# Thread: Runge-Kutta method for a system, using MATLAB

1. ## Runge-Kutta method for a system, using MATLAB

An initial value problem and its exact solution are given. Use the Runge-Kutta method with step sizes $h=0.1$ and $h=0.05$ to approximate the values $x(1)$ and $y(1)$. Compare the approximations with the actual values.

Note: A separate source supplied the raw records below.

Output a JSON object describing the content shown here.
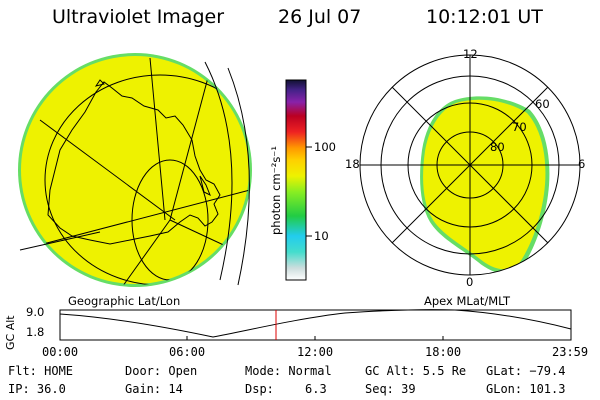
{
  "header": {
    "instrument": "Ultraviolet Imager",
    "date": "26 Jul 07",
    "time": "10:12:01 UT"
  },
  "colorbar": {
    "unit": "photon cm⁻²s⁻¹",
    "ticks": [
      "100",
      "10"
    ]
  },
  "left_panel": {
    "caption": "Geographic Lat/Lon"
  },
  "right_panel": {
    "caption": "Apex MLat/MLT",
    "mlt_labels": [
      "12",
      "18",
      "6",
      "0"
    ],
    "lat_labels": [
      "60",
      "70",
      "80"
    ]
  },
  "altitude_plot": {
    "ylabel": "GC Alt",
    "yticks": [
      "9.0",
      "1.8"
    ],
    "xticks": [
      "00:00",
      "06:00",
      "12:00",
      "18:00",
      "23:59"
    ]
  },
  "status": {
    "flt": "Flt: HOME",
    "ip": "IP: 36.0",
    "door": "Door: Open",
    "gain": "Gain: 14",
    "mode": "Mode: Normal",
    "dsp_label": "Dsp:",
    "dsp_value": "6.3",
    "gc_alt": "GC Alt: 5.5 Re",
    "seq": "Seq: 39",
    "glat": "GLat: −79.4",
    "glon": "GLon: 101.3"
  },
  "colors": {
    "fill": "#eef200",
    "rim": "#66dd66",
    "marker": "#dd0000"
  }
}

$x'=-x-y-(1+t^3)e^{-t}$, $x(0)=0$,

$y'=-x-y-(t-3t^2)e^{-t}$, $y(0)=1$;

$x(t)=e^{-t}(\sin t-t)$, $y(t)=e^{-t}(\cos t+t^3)$

Code:
A=[-1 -1;-1 -1];
f=inline('-exp(-t)*[1+t^3;t-3*t^2]');
t=0;
t1=1;
x=[0;1];
h=0.1;
n=(t1-t)/h;
for i=1:n
k1=A*x+f(t);
k2=A*(x+h*k1/2)+f(t+1/2*h);
k3=A*(x+h*k2/2)+f(t+1/2*h);
k4=A*(x+h*k3)+f(t+h);
k=(k1+2*k2+2*k3+k4)/6;
t=t+h;
x=x+h*k;
end
h
x

t=0;
x=[0;1];
h=0.05;
n=(t1-t)/h;
for i=1:n
k1=A*x+f(t);
k2=A*(x+h*k1/2)+f(t+1/2*h);
k3=A*(x+h*k2/2)+f(t+1/2*h);
k4=A*(x+h*k3)+f(t+h);
k=(k1+2*k2+2*k3+k4)/6;
t=t+h;
x=x+h*k;
end
h
x

disp('Actual values:')
x=[exp(-1)*(sin(1)-1);exp(-1)*(cos(1)+1)]
The output is:

Code:
h =

0.1000

x =

-0.9904
0.9732

h =

0.0500

x =

-0.9904
0.9732

Actual values:

x =

-0.0583
0.5666
My Runge-Kutta approximations don't tally with the actual values. Where have I gone wrong?

2. ## Re: Runge-Kutta method for a system, using MATLAB

There's probably a mistake in the question: the 1st DE should be $x'=-x+y-(1+t^3)e^{-t}$. After making that change, I get the correct answer.